Sep 29, 2023 - Politics & Policy

Scoop: Yellen's plan for a breakthrough with China

Treasury Secretary Janet Yellen

Treasury Secretary Janet Yellen speaks in McLean, Va., in August.

Treasury Secretary Janet Yellen will use improved communications with Beijing to discuss "contentious" issues, gain new insight into China's economy — and learn how leaders there plan to respond to issues, she tells Axios.

Why it matters: The Biden administration is taking a series of steps to try to repair relations with China's government, ahead of a potential meeting between President Biden and China's president, Xi Jinping, later this fall.

  • At the same time, top Treasury officials want a better understanding of the fundamentals — and potential risks — in China's economy, the world's second-largest behind that of the U.S.
  • "We want an opportunity to be able to ... pick up the phone and ask questions when issues arise that we need to understand — and vice versa," Yellen said. "It will provide some opportunity to discuss contentious topics."
  • Yellen added that the aim is to "deepen our understanding of what's happening in [China's] property sector, the general economic problems that they face and the policy approaches that they're taking."

Driving the news: The nations' governments announced two new U.S.-China working groups working groups last week.

  • The two sides also are discussing a potential U.S visit by Xi's top economic adviser, Vice Premier He Lifeng, to help pave the way for a Biden-Xi meeting at the Asia Pacific Economic Forum in San Francisco in November, according to the Wall Street Journal.
  • The Biden administration hasn't officially announced Xi's participation, but a State Department spokesperson said, "There's no substitute for leader-to-leader communication."

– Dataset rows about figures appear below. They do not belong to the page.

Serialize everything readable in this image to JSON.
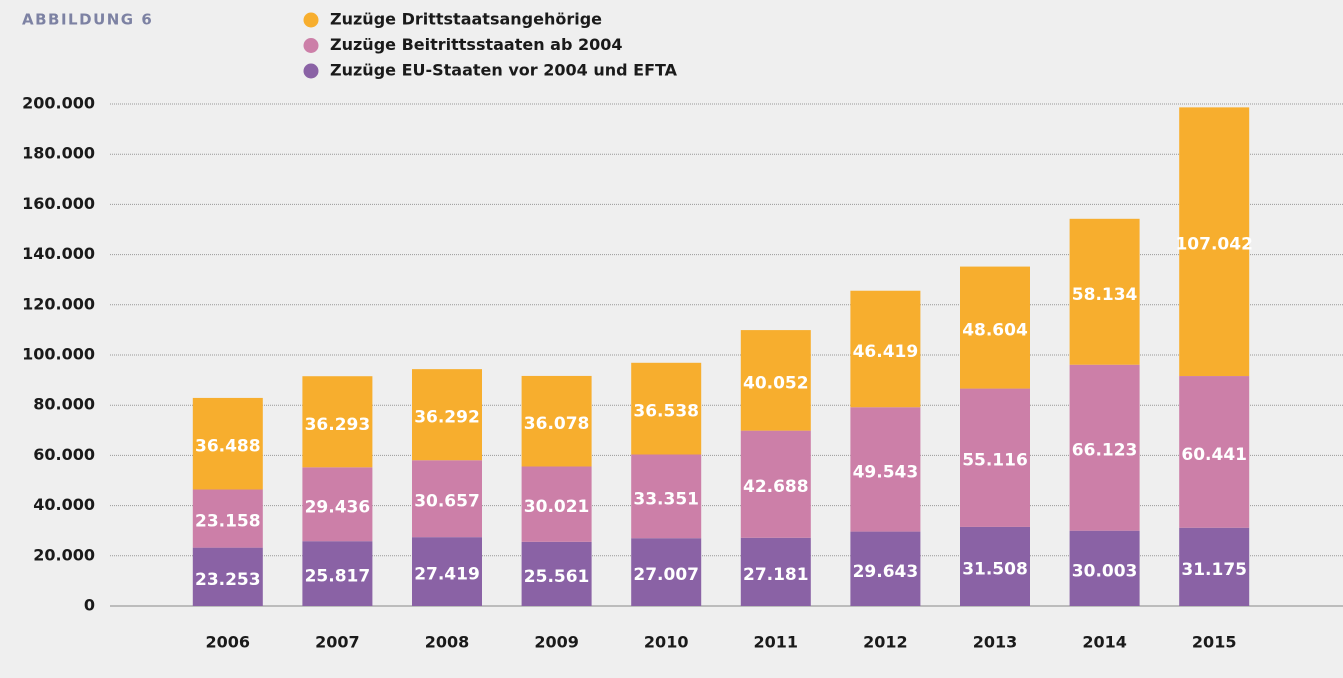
{
  "chart_data": {
    "type": "stacked_bar",
    "title": "ABBILDUNG 6",
    "categories": [
      "2006",
      "2007",
      "2008",
      "2009",
      "2010",
      "2011",
      "2012",
      "2013",
      "2014",
      "2015"
    ],
    "series": [
      {
        "name": "Zuzüge EU-Staaten vor 2004 und EFTA",
        "color": "#8a62a5",
        "values": [
          23253,
          25817,
          27419,
          25561,
          27007,
          27181,
          29643,
          31508,
          30003,
          31175
        ],
        "value_labels": [
          "23.253",
          "25.817",
          "27.419",
          "25.561",
          "27.007",
          "27.181",
          "29.643",
          "31.508",
          "30.003",
          "31.175"
        ]
      },
      {
        "name": "Zuzüge Beitrittsstaaten ab 2004",
        "color": "#cc7fa8",
        "values": [
          23158,
          29436,
          30657,
          30021,
          33351,
          42688,
          49543,
          55116,
          66123,
          60441
        ],
        "value_labels": [
          "23.158",
          "29.436",
          "30.657",
          "30.021",
          "33.351",
          "42.688",
          "49.543",
          "55.116",
          "66.123",
          "60.441"
        ]
      },
      {
        "name": "Zuzüge Drittstaatsangehörige",
        "color": "#f7ae2e",
        "values": [
          36488,
          36293,
          36292,
          36078,
          36538,
          40052,
          46419,
          48604,
          58134,
          107042
        ],
        "value_labels": [
          "36.488",
          "36.293",
          "36.292",
          "36.078",
          "36.538",
          "40.052",
          "46.419",
          "48.604",
          "58.134",
          "107.042"
        ]
      }
    ],
    "ylim": [
      0,
      200000
    ],
    "yticks": [
      0,
      {
        "value": 20000,
        "label": "20.000"
      },
      {
        "value": 40000,
        "label": "40.000"
      },
      {
        "value": 60000,
        "label": "60.000"
      },
      {
        "value": 80000,
        "label": "80.000"
      },
      {
        "value": 100000,
        "label": "100.000"
      },
      {
        "value": 120000,
        "label": "120.000"
      },
      {
        "value": 140000,
        "label": "140.000"
      },
      {
        "value": 160000,
        "label": "160.000"
      },
      {
        "value": 180000,
        "label": "180.000"
      },
      {
        "value": 200000,
        "label": "200.000"
      }
    ],
    "grid": true
  }
}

Zoom out: The Chinese economy faces substantial challenges, which has scary implications for global growth.

  • Its property market is in a free fall, and the construction giant Evergrande defaulted on $300 billion in liabilities in 2021.
  • China's youth unemployment rate is above 20% — the government announced in August that it would stop releasing monthly data on it.

Zoom in: For at least 20 years, Democratic and Republican administrations have sought to formalize communications with their Chinese counterparts to manage global risks between the world's two biggest economies.

  • That approach, the so-called Strategic and Economic Dialogue, led to big formal meetings where a range of topics were discussed.
  • The new working groups are designed to discuss economic issues at a more technical level — and more frequently.

The big picture: U.S.-China relations soured in Biden's first two years and there were few high-level meetings, either at the economic or strategic level.

  • In their first face-to-face meeting as presidents in November of 2022, Biden and Xi sought to improve the countries' relationship, with plans for a series of Cabinet -level visits.
  • Yellen, meeting her Chinese counterpart in Zurich in January, announced plans to visit Beijing in the "near future."
  • But her trip, along with one by Secretary of State Antony Blinken, was postponed, after a Chinese spy balloon drifted above middle America.

What we're watching: The two sides still haven't restored military-to-military communication, which was a key goal for Blinken when he visited in June.

  • Yellen hopes to receive feedback from the Chinese on Biden's executive order to restrict outbound investments into China's semiconductor, artificial intelligence and quantum computing industries.